Will the Republican party be damaged by infighting when it should be concerned with putting its best foot forward?
With Fred Thompson’s campaign rapidly fading into irrelevance, the candidate and his staff are going all out to damage their main competitior for conservative votes, Mike Huckabee. As things stand in the national polls, Huckabee is best described as first among equals, and he is beginning to look like a very viable candidate. But could Thompson’s scorched earth tactics turn off enough Republicans to make Huckabee damaged goods? Could Huckabee end up being the nominee who can’t rally the part of the base that thinks he’s a pro-amnesty, rapist-pardoning, tax loving liberal?
Anecdotal evidence suggests that this may be the case. Some of Thompson’s most vocal supporters already believe that Huckabee is more Antichrist than Christian.
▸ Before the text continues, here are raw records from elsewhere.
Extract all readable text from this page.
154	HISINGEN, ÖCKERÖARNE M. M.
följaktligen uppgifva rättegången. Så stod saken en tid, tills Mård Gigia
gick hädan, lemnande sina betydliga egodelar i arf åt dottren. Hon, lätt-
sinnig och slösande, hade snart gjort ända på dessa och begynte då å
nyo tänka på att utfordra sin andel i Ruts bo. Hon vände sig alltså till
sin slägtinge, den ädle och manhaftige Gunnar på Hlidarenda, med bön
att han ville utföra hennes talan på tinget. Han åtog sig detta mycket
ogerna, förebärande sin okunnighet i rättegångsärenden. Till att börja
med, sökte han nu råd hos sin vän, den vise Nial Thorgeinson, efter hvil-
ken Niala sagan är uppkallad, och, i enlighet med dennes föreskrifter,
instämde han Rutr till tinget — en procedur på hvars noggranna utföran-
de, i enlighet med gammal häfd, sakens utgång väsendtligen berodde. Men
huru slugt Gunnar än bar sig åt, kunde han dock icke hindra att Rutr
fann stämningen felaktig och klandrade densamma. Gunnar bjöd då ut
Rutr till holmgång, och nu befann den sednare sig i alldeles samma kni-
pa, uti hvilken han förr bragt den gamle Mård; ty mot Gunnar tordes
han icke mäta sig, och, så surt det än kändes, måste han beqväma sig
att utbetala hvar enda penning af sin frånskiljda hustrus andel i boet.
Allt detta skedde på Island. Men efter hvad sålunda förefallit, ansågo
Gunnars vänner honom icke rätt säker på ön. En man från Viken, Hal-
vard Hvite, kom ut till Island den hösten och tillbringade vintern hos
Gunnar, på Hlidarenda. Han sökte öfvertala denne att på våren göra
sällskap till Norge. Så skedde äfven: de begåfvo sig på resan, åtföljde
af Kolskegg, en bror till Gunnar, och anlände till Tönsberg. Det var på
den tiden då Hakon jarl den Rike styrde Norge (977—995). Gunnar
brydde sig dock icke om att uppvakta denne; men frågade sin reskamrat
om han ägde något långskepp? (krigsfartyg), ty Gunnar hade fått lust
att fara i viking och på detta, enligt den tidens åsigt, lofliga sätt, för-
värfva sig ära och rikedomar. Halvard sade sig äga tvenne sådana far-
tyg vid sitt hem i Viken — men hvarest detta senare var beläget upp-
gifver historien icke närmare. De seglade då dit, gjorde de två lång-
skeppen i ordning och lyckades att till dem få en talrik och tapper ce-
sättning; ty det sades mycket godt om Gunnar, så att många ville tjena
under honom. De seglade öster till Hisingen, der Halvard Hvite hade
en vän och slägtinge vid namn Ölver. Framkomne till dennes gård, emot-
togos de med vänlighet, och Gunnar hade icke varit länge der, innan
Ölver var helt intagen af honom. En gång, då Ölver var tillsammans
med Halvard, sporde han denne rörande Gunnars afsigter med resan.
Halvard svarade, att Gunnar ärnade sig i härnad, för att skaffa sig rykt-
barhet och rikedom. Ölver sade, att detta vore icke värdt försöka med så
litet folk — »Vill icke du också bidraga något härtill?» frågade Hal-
They decry his record as governor or Arkansas in terms that seem more appropriate for a bitterly contested general election than the early stages of the party contest. The campaign isn’t making an issue of the infamous Wayne Dumond case, but Thompson’s supporters are. Even if Thompson eventually bows out and officially throws his support behind Huckabee, as far as these true believers are concerned, it may be difficult to unring the bell.
This situation tends to validate the rationale behind the famous 11th commandment of the Republican party: thou shalt not speak ill of another Republican. It may well be that as Thompson the candidate drowns in a whirlpool of unfulfilled promise and uninspired rhetoric, he drags Huckabee down with him.
Republicans should hope that if Huckabee becomes the party’s candidate for the general election, that this is not so.